Des olympiades à boycotter

C’est pour les Jeux olympiques de Berlin, en 1936, que le premier boycottage des Jeux eut lieu. Après l’instauration du régime nazi avec son racisme, sa xénophobie et son antisémitisme institutionnel, plusieurs pays demandèrent ce boycottage et organisèrent des jeux de substitution à Barcelone. Quarante-neuf pays et près de 4000 athlètes participèrent aux Jeux de Berlin ; 6000 athlètes de 22 pays s’inscrivirent à ceux de Barcelone, hélas interrompus par le pronunciamiento de Franco le 18 juillet 1936.

Le second boycottage fut celui des Jeux de Montréal en 1976, par 22 nations africaines, protestant contre la présence de la Nouvelle-Zélande, à laquelle ils reprochaient d’avoir envoyé son équipe de rugby à une tournée en Afrique du Sud, pays exclu des Jeux olympiques depuis 1962 à cause de sa politique d’apartheid.

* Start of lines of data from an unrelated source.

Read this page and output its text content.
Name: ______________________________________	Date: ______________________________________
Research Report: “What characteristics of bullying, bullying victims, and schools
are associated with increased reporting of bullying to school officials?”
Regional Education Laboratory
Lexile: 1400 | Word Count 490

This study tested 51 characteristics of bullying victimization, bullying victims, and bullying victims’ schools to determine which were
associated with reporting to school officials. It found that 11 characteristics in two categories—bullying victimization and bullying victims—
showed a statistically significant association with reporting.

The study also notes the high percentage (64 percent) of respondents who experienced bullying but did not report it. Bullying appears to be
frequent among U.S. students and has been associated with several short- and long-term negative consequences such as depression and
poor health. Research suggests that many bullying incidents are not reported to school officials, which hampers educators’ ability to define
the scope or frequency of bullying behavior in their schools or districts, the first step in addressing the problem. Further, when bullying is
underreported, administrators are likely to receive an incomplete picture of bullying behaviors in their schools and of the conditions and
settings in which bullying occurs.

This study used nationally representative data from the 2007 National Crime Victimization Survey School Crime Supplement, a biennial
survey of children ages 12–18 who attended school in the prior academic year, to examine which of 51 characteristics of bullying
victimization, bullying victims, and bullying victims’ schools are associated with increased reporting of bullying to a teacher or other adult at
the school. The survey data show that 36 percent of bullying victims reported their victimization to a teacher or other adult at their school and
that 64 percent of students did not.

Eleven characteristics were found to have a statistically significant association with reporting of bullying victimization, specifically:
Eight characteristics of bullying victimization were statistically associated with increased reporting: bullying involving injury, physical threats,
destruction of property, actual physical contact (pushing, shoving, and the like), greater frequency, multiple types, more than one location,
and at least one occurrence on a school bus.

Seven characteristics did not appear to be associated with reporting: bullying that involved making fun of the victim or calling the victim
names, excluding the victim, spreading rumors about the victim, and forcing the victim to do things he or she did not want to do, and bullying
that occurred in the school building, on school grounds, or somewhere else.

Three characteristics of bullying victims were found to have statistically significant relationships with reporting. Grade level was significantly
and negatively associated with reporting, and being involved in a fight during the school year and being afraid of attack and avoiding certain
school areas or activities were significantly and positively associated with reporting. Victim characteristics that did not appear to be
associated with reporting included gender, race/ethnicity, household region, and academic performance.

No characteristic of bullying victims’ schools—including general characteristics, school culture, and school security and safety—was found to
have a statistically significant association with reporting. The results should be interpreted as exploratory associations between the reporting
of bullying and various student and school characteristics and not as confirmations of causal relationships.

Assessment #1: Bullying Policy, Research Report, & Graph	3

Le troisième boycottage fut celui des Jeux de Moscou, en 1980, par une cinquantaine de nations (dont les États-Unis, la France, l’Angleterre et le Canada) en protestation contre l’invasion soviétique de l’Afghanistan. Le boycottage des Jeux olympiques de Los Angeles de 1984, sous de ridicules prétextes, fut en fait la réponse politique de l’Union soviétique et de certainsde ses pays satellites au boycottage des Jeux olympiques de 1980.

Ce qui précède illustre amplement que les Jeux olympiques sont tout aussi politiques que sportifs. Si j’étais méchant, je dirais aussi qu’ils sont chimiques, le vainqueur d’une épreuve étant celui qui est dopé avec une substance que l’on n’est pas encore capable de détecter…

Il y a près d’un an, le lundi 23 mars 2020, Radio-Canada annonçait que le Canada était le premier pays à boycotter les Jeux de Tokyo de 2020, en raison des risques liés à la COVID-19 et, le lendemain, le premier ministre japonais demandait leur report en 2021, ce que le Comité international olympique entérinait aussitôt.

Très récemment, une coalition de 180 groupes de défense des droits de la personne a réclamé le boycottage des Jeux olympiques d’hiver de Beijing en 2022 et, tout aussi rapidement, le Comité olympique canadien a annoncé qu’il avait bel et bien l’intention d’envoyer ses athlètes à ces Jeux. On veut bien boycotter les Jeux parce que l’on a peur pour sa petite santé; par contre, les droits de la personne…

Il est clair qu’une médaille, ne serait-elle que de bronze, est bien plus importante que d’interdire aux Ouïghours d’aller à la mosquée, de se rendre en pèlerinage à La Mecque, de se laisser pousser la barbe, d’avoir un Coran chez eux, et d’enlever des enfants à leurs parents pour les mettre dans des orphelinats où on les éduque selon les normes et les bonnes traditions du Parti communiste chinois.

Il est clair qu’une médaille olympique vaut bien plus que le million de Ouïghours détenus au Xinjiang dans des camps dits de rééducation politique, lieux de sanctions, de torture, de privation de nourriture, de travail forcé, esclavage des temps modernes…

Il est clair qu’un podium, ne serait-il que le troisième, est bien plus important que la stérilisation forcée des femmes ouïghoures par le gouvernement chinois. Pour ne pas parler de Hong Kong, du Tibet, etc.

François Gros d’Aillon, Professeur honoraire de l’UQAM.